Culture is Bottom Up and Top Down

By Elise Mackay

In order to understand RoundPegg’s take on culture, the first thing you have to understand is that culture is really driven by the people who make up the organization. And that includes everyone; the people at the top, all the way down to the front line entry level folks who are employed within the company. Every individual contributes to how things are done within the company, based on their personal core values, because that’s what drives their behavior on a daily basis.

Now this isn’t to say that leadership doesn’t have an important role in culture and driving culture. Their role, though, is in articulating what the aspirational culture is, what do you want to be as a company, who do you want to be, how do you want to do things here? That’s really essential for leadership to craft and share with the organization.

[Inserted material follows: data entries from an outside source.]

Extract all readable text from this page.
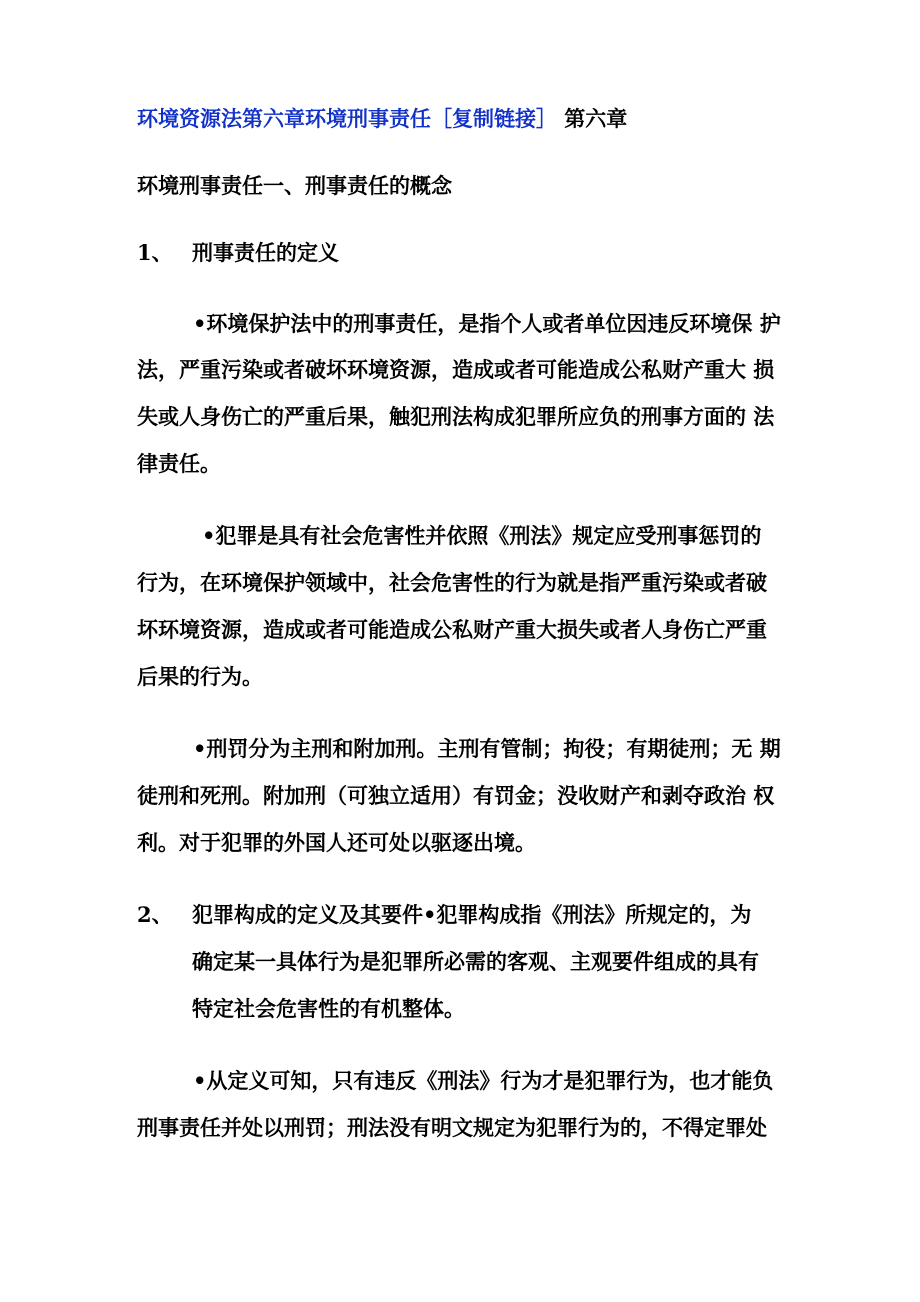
环境资源法第六章环境刑事责任［复制链接］ 第六章
环境刑事责任一、刑事责任的概念
1、 刑事责任的定义
•环境保护法中的刑事责任，是指个人或者单位因违反环境保 护
法，严重污染或者破坏环境资源，造成或者可能造成公私财产重大 损
失或人身伤亡的严重后果，触犯刑法构成犯罪所应负的刑事方面的 法
律责任。
•犯罪是具有社会危害性并依照《刑法》规定应受刑事惩罚的
行为，在环境保护领域中，社会危害性的行为就是指严重污染或者破
坏环境资源，造成或者可能造成公私财产重大损失或者人身伤亡严重
后果的行为。
•刑罚分为主刑和附加刑。主刑有管制；拘役；有期徒刑；无 期
徒刑和死刑。附加刑（可独立适用）有罚金；没收财产和剥夺政治 权
利。对于犯罪的外国人还可处以驱逐出境。
2、 犯罪构成的定义及其要件•犯罪构成指《刑法》所规定的，为
确定某一具体行为是犯罪所必需的客观、主观要件组成的具有
特定社会危害性的有机整体。
•从定义可知，只有违反《刑法》行为才是犯罪行为，也才能负
刑事责任并处以刑罚；刑法没有明文规定为犯罪行为的，不得定罪处
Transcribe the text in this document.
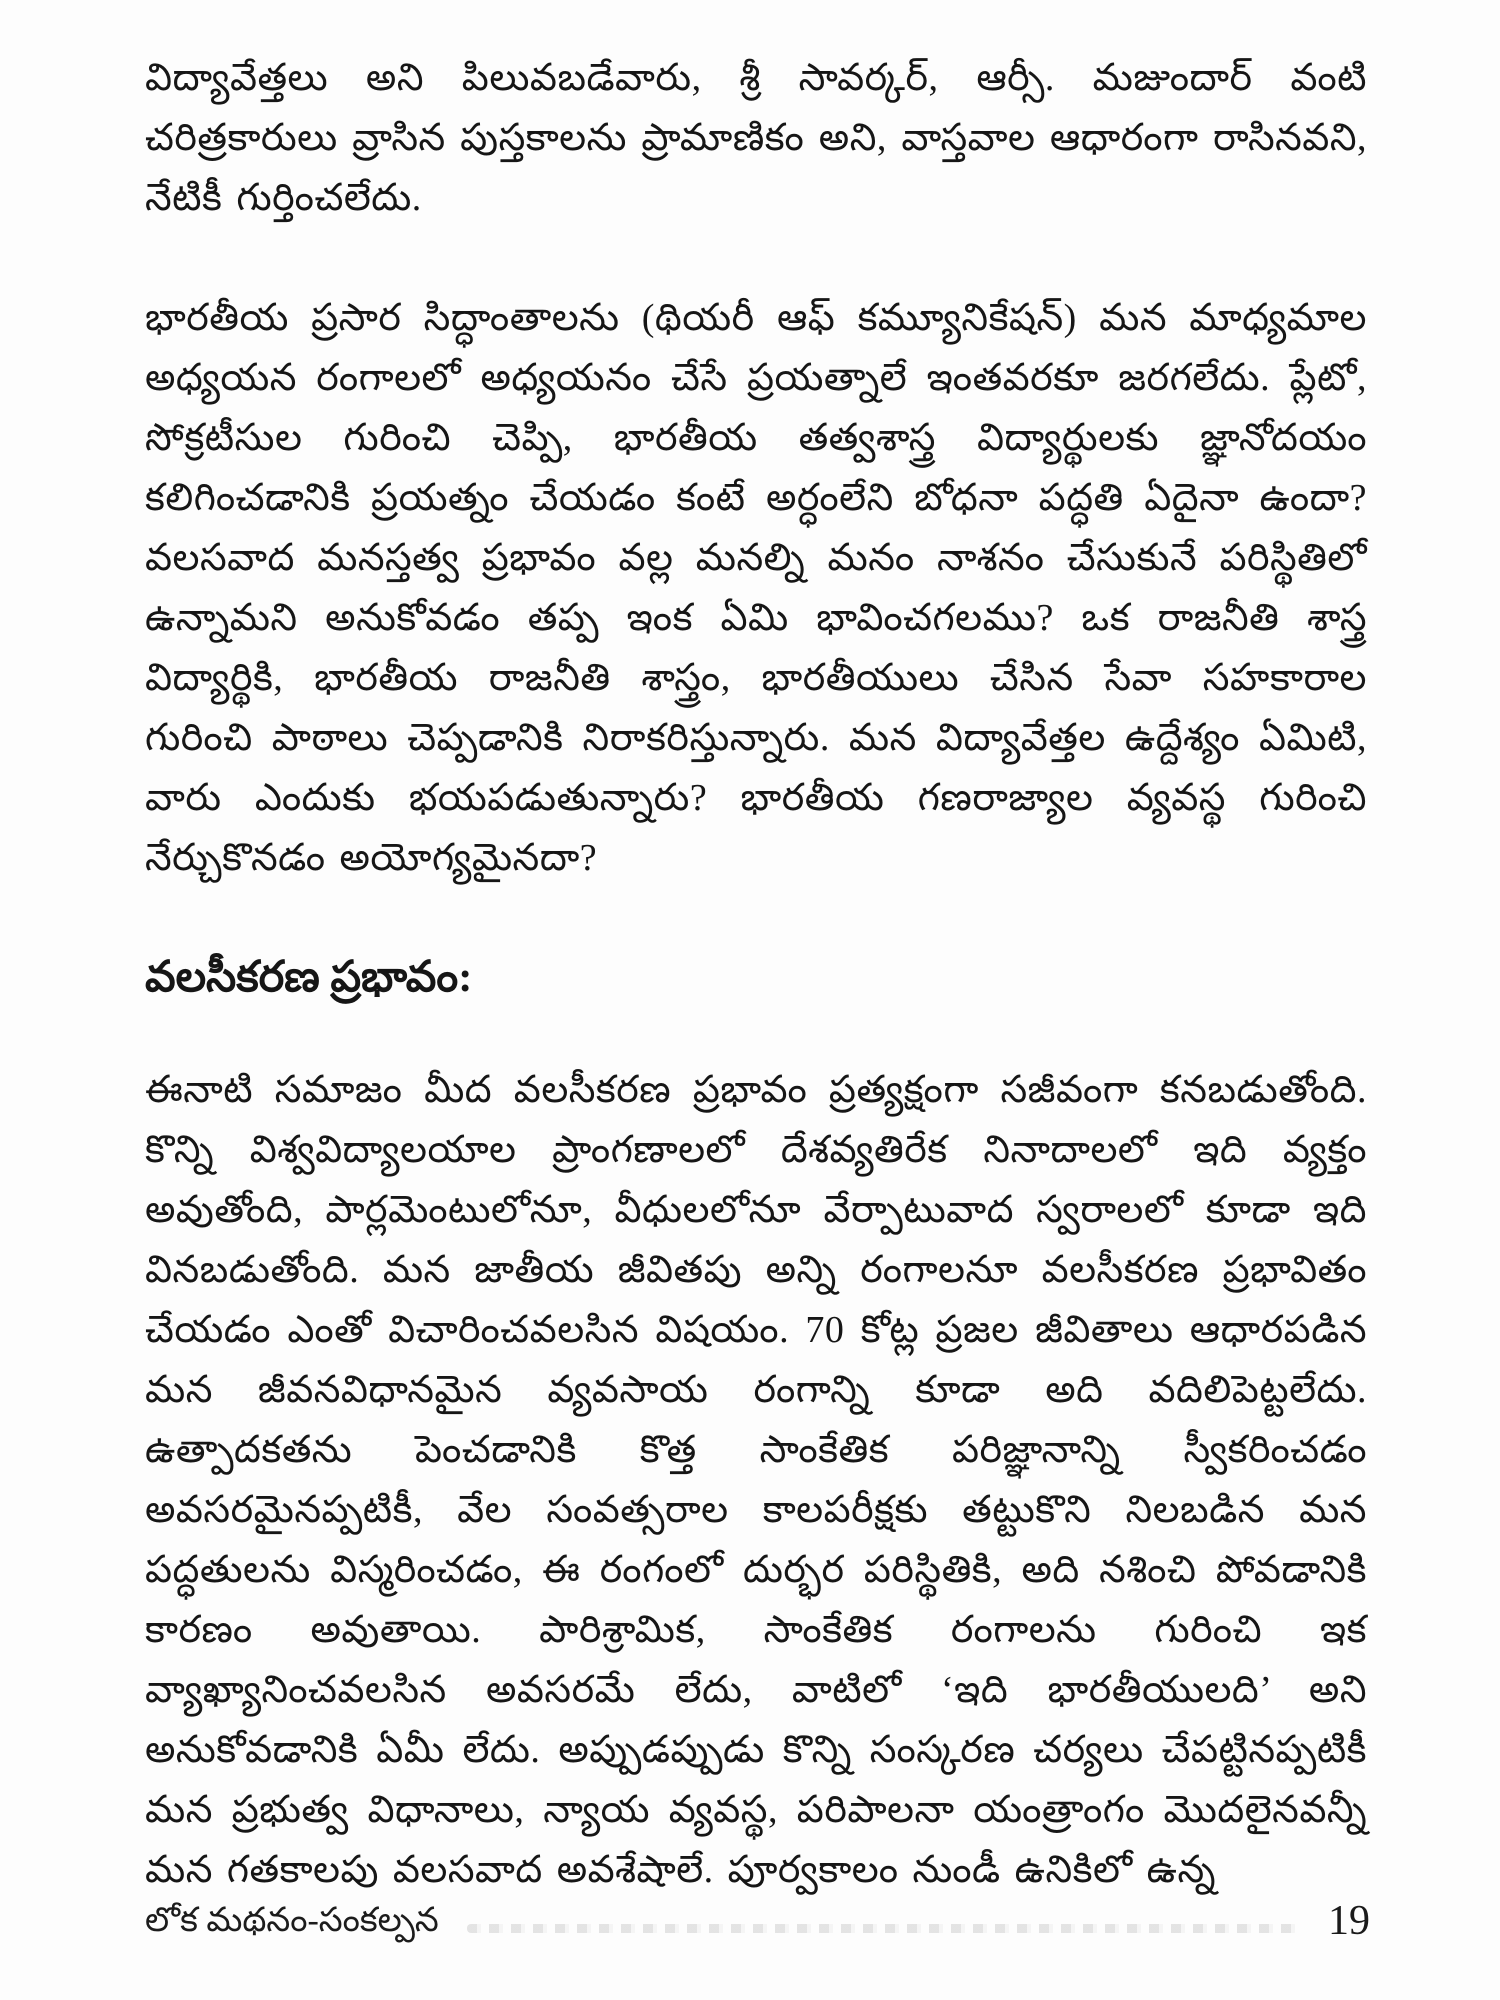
విద్యావేత్తలు అని పిలువబడేవారు, శ్రీ సావర్కర్, ఆర్సీ. మజుందార్ వంటి చరిత్రకారులు వ్రాసిన పుస్తకాలను ప్రామాణికం అని, వాస్తవాల ఆధారంగా రాసినవని, నేటికీ గుర్తించలేదు.

భారతీయ ప్రసార సిద్ధాంతాలను (థియరీ ఆఫ్ కమ్యూనికేషన్) మన మాధ్యమాల అధ్యయన రంగాలలో అధ్యయనం చేసే ప్రయత్నాలే ఇంతవరకూ జరగలేదు. ప్లేటో, సోక్రటీసుల గురించి చెప్పి, భారతీయ తత్వశాస్త్ర విద్యార్థులకు జ్ఞానోదయం కలిగించడానికి ప్రయత్నం చేయడం కంటే అర్ధంలేని బోధనా పద్ధతి ఏదైనా ఉందా? వలసవాద మనస్తత్వ ప్రభావం వల్ల మనల్ని మనం నాశనం చేసుకునే పరిస్థితిలో ఉన్నామని అనుకోవడం తప్ప ఇంక ఏమి భావించగలము? ఒక రాజనీతి శాస్త్ర విద్యార్థికి, భారతీయ రాజనీతి శాస్త్రం, భారతీయులు చేసిన సేవా సహకారాల గురించి పాఠాలు చెప్పడానికి నిరాకరిస్తున్నారు. మన విద్యావేత్తల ఉద్దేశ్యం ఏమిటి, వారు ఎందుకు భయపడుతున్నారు? భారతీయ గణరాజ్యాల వ్యవస్థ గురించి నేర్చుకొనడం అయోగ్యమైనదా?

వలసీకరణ ప్రభావం:

ఈనాటి సమాజం మీద వలసీకరణ ప్రభావం ప్రత్యక్షంగా సజీవంగా కనబడుతోంది. కొన్ని విశ్వవిద్యాలయాల ప్రాంగణాలలో దేశవ్యతిరేక నినాదాలలో ఇది వ్యక్తం అవుతోంది, పార్లమెంటులోనూ, వీధులలోనూ వేర్పాటువాద స్వరాలలో కూడా ఇది వినబడుతోంది. మన జాతీయ జీవితపు అన్ని రంగాలనూ వలసీకరణ ప్రభావితం చేయడం ఎంతో విచారించవలసిన విషయం. 70 కోట్ల ప్రజల జీవితాలు ఆధారపడిన మన జీవనవిధానమైన వ్యవసాయ రంగాన్ని కూడా అది వదిలిపెట్టలేదు. ఉత్పాదకతను పెంచడానికి కొత్త సాంకేతిక పరిజ్ఞానాన్ని స్వీకరించడం అవసరమైనప్పటికీ, వేల సంవత్సరాల కాలపరీక్షకు తట్టుకొని నిలబడిన మన పద్ధతులను విస్మరించడం, ఈ రంగంలో దుర్భర పరిస్థితికి, అది నశించి పోవడానికి కారణం అవుతాయి. పారిశ్రామిక, సాంకేతిక రంగాలను గురించి ఇక వ్యాఖ్యానించవలసిన అవసరమే లేదు, వాటిలో ‘ఇది భారతీయులది’ అని అనుకోవడానికి ఏమీ లేదు. అప్పుడప్పుడు కొన్ని సంస్కరణ చర్యలు చేపట్టినప్పటికీ మన ప్రభుత్వ విధానాలు, న్యాయ వ్యవస్థ, పరిపాలనా యంత్రాంగం మొదలైనవన్నీ మన గతకాలపు వలసవాద అవశేషాలే. పూర్వకాలం నుండీ ఉనికిలో ఉన్న

లోక మథనం-సంకల్పన	19
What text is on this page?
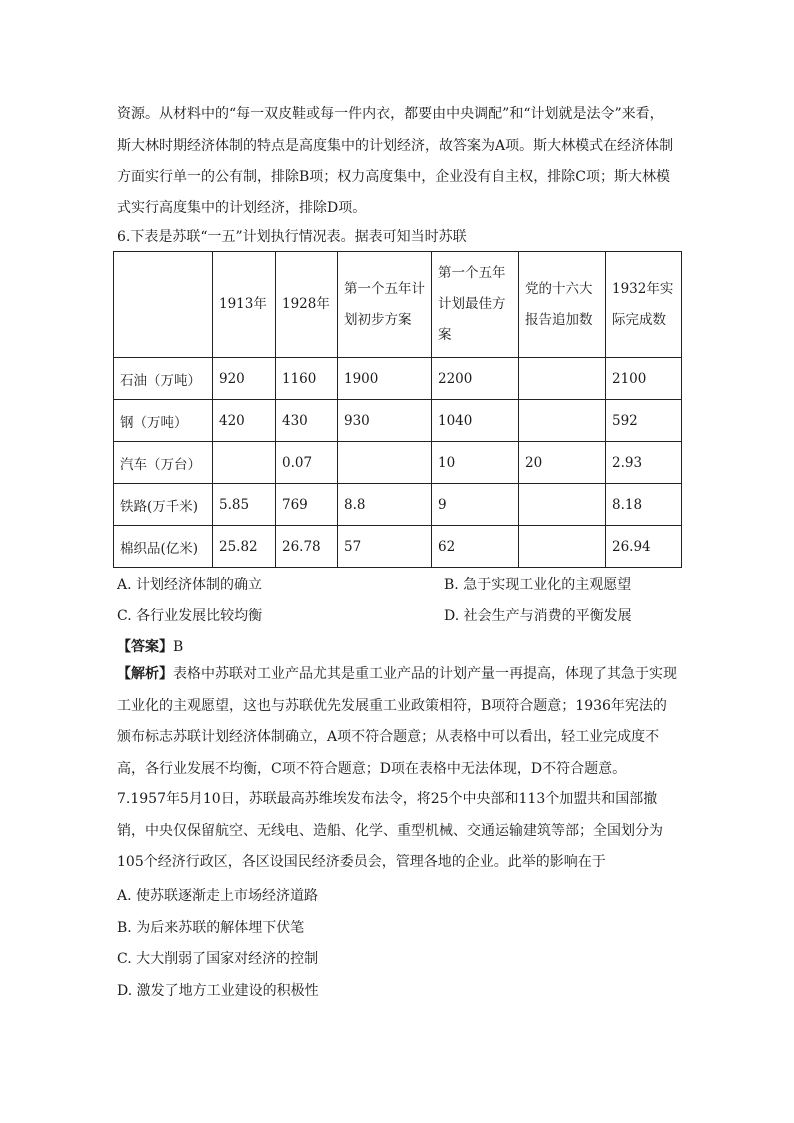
资源。从材料中的“每一双皮鞋或每一件内衣，都要由中央调配”和“计划就是法令”来看，
斯大林时期经济体制的特点是高度集中的计划经济，故答案为A项。斯大林模式在经济体制
方面实行单一的公有制，排除B项；权力高度集中，企业没有自主权，排除C项；斯大林模
式实行高度集中的计划经济，排除D项。
6.下表是苏联“一五”计划执行情况表。据表可知当时苏联
	1913年	1928年	第一个五年计划初步方案	第一个五年计划最佳方案	党的十六大报告追加数	1932年实际完成数
石油（万吨）	920	1160	1900	2200		2100
钢（万吨）	420	430	930	1040		592
汽车（万台）		0.07		10	20	2.93
铁路(万千米)	5.85	769	8.8	9		8.18
棉织品(亿米)	25.82	26.78	57	62		26.94
A. 计划经济体制的确立	B. 急于实现工业化的主观愿望
C. 各行业发展比较均衡	D. 社会生产与消费的平衡发展
【答案】B

【解析】表格中苏联对工业产品尤其是重工业产品的计划产量一再提高，体现了其急于实现工业化的主观愿望，这也与苏联优先发展重工业政策相符，B项符合题意；1936年宪法的颁布标志苏联计划经济体制确立，A项不符合题意；从表格中可以看出，轻工业完成度不高，各行业发展不均衡，C项不符合题意；D项在表格中无法体现，D不符合题意。

7.1957年5月10日，苏联最高苏维埃发布法令，将25个中央部和113个加盟共和国部撤销，中央仅保留航空、无线电、造船、化学、重型机械、交通运输建筑等部；全国划分为105个经济行政区，各区设国民经济委员会，管理各地的企业。此举的影响在于

A. 使苏联逐渐走上市场经济道路
B. 为后来苏联的解体埋下伏笔
C. 大大削弱了国家对经济的控制
D. 激发了地方工业建设的积极性
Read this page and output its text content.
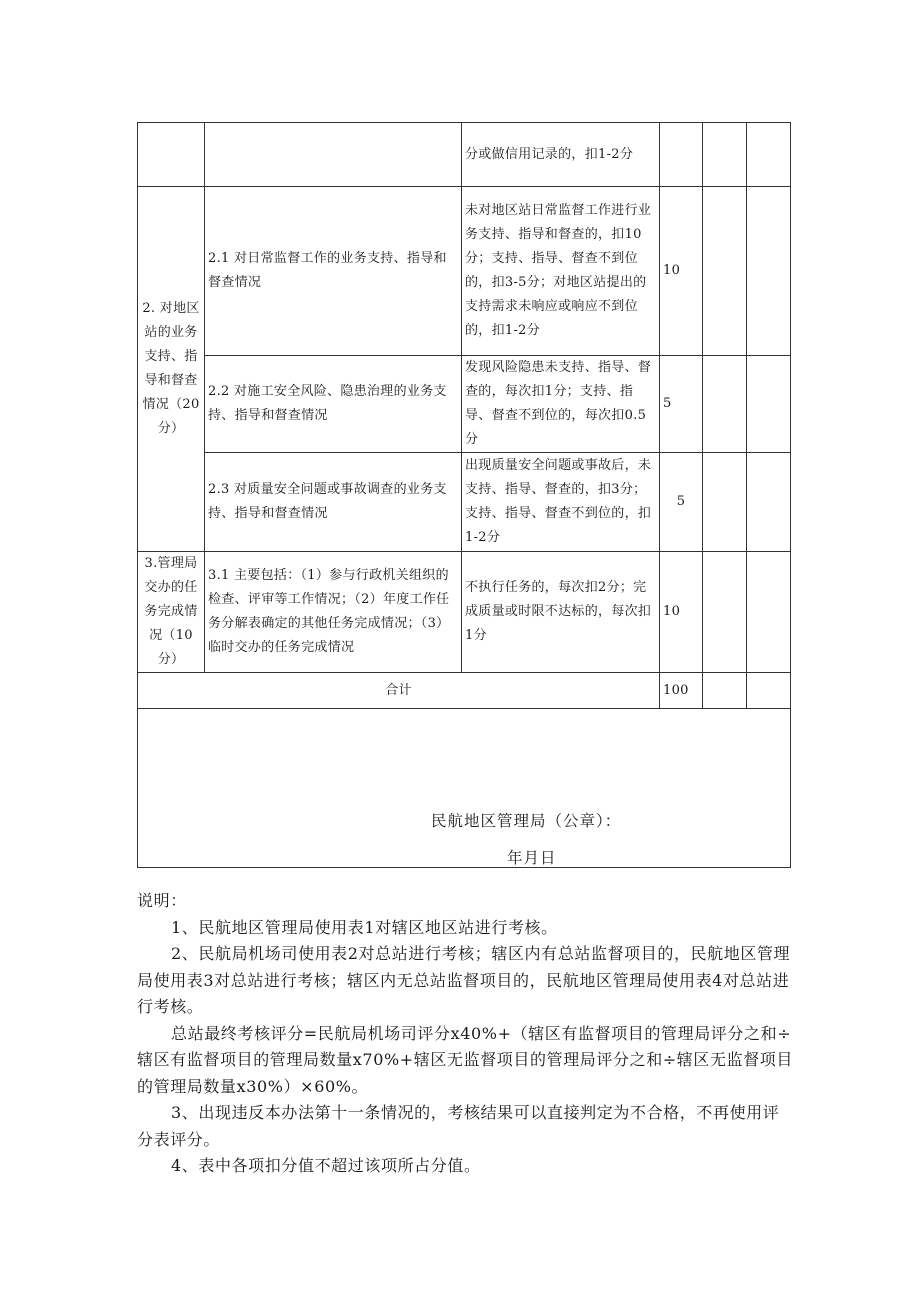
		分或做信用记录的，扣1-2分			
2. 对地区站的业务支持、指导和督查情况（20分）	2.1 对日常监督工作的业务支持、指导和督查情况	未对地区站日常监督工作进行业务支持、指导和督查的，扣10分；支持、指导、督查不到位的，扣3-5分；对地区站提出的支持需求未响应或响应不到位的，扣1-2分	10		
	2.2 对施工安全风险、隐患治理的业务支持、指导和督查情况	发现风险隐患未支持、指导、督查的，每次扣1分；支持、指导、督查不到位的，每次扣0.5分	5		
	2.3 对质量安全问题或事故调查的业务支持、指导和督查情况	出现质量安全问题或事故后，未支持、指导、督查的，扣3分；支持、指导、督查不到位的，扣1-2分	5		
3.管理局交办的任务完成情况（10分）	3.1 主要包括：（1）参与行政机关组织的检查、评审等工作情况；（2）年度工作任务分解表确定的其他任务完成情况；（3）临时交办的任务完成情况	不执行任务的，每次扣2分；完成质量或时限不达标的，每次扣1分	10		
合计			100		

民航地区管理局（公章）：
年月日					

说明：

1、民航地区管理局使用表1对辖区地区站进行考核。

2、民航局机场司使用表2对总站进行考核；辖区内有总站监督项目的，民航地区管理局使用表3对总站进行考核；辖区内无总站监督项目的，民航地区管理局使用表4对总站进行考核。

总站最终考核评分=民航局机场司评分x40%+（辖区有监督项目的管理局评分之和÷辖区有监督项目的管理局数量x70%+辖区无监督项目的管理局评分之和÷辖区无监督项目的管理局数量x30%）×60%。

3、出现违反本办法第十一条情况的，考核结果可以直接判定为不合格，不再使用评分表评分。

4、表中各项扣分值不超过该项所占分值。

Again, a CEO’s impact cannot be overlooked. But even the most dynamic CEOs have limitations on the number of people they can impact. Their dynamism diminishes rapidly as the frequency with which they interact with individuals lessens. In large companies, the CEO effect is diluted long before the base of the pyramid is touched.

The dunbar number: debunking the Top down Theory of Cultural Influence

Evolutionary anthropologist, Robin Dunbar, has studied everything from ancestral tribes, medieval census data, Christmas card distribution and social networks. All have led to the same conclusion. Our brains can only maintain an average of 150 stable relationships.

The strength of these relationships diminishes greatly as group size triples. Typically, we have five intimate relationships, 15 good friends, 50 friends and 150 acquaintances (each layer includes the preceding layers). The number only expands to 500 with whom we have a ‘nodding acquaintance.’

Thus, the influence a single individual carries, even the CEO, is rather limited once an organization scales and then diminishes further as new, distant locations are opened.

In terms of how things get done within the company though, we have to pay attention to who makes up the company and whether their values are aligned with the aspirational culture the leadership has set. Those interactions tend to be localized to a specific team, department or geography but they rarely extend beyond the 150 people you interact with most regularly.

So, when thinking of an organizational structure thousands or even tens of thousands deep, organizations end up with a tiny fraction of individuals who have physical access to the CEO. Cultural norms, therefore, are created on a localized level.

This is not to say the CEO has no effect, but the CEO’s influence wanes quickly. And once the desired culture is outlined, the risk of it being diluted gets stronger as you traverse the concentric circles further afield from the CEO.

The downside, however, is that negative actions extend far beyond 150 people. Any actions taken by the CEO or the executive team that do not align with the identified desired culture are immediately scrutinized, and these days shared internally and externally through social media. The accidental downside risks are far greater for the CEO to harm the culture than to build it.

Having an authentic culture as a foundation to make sure that workers understand the identity, origins and values of the organization is the best place to start connecting leadership with employees. Without the classic line of sight between workers and leaders, it is more imperative than ever that business leaders authentically deliver what the organization promises.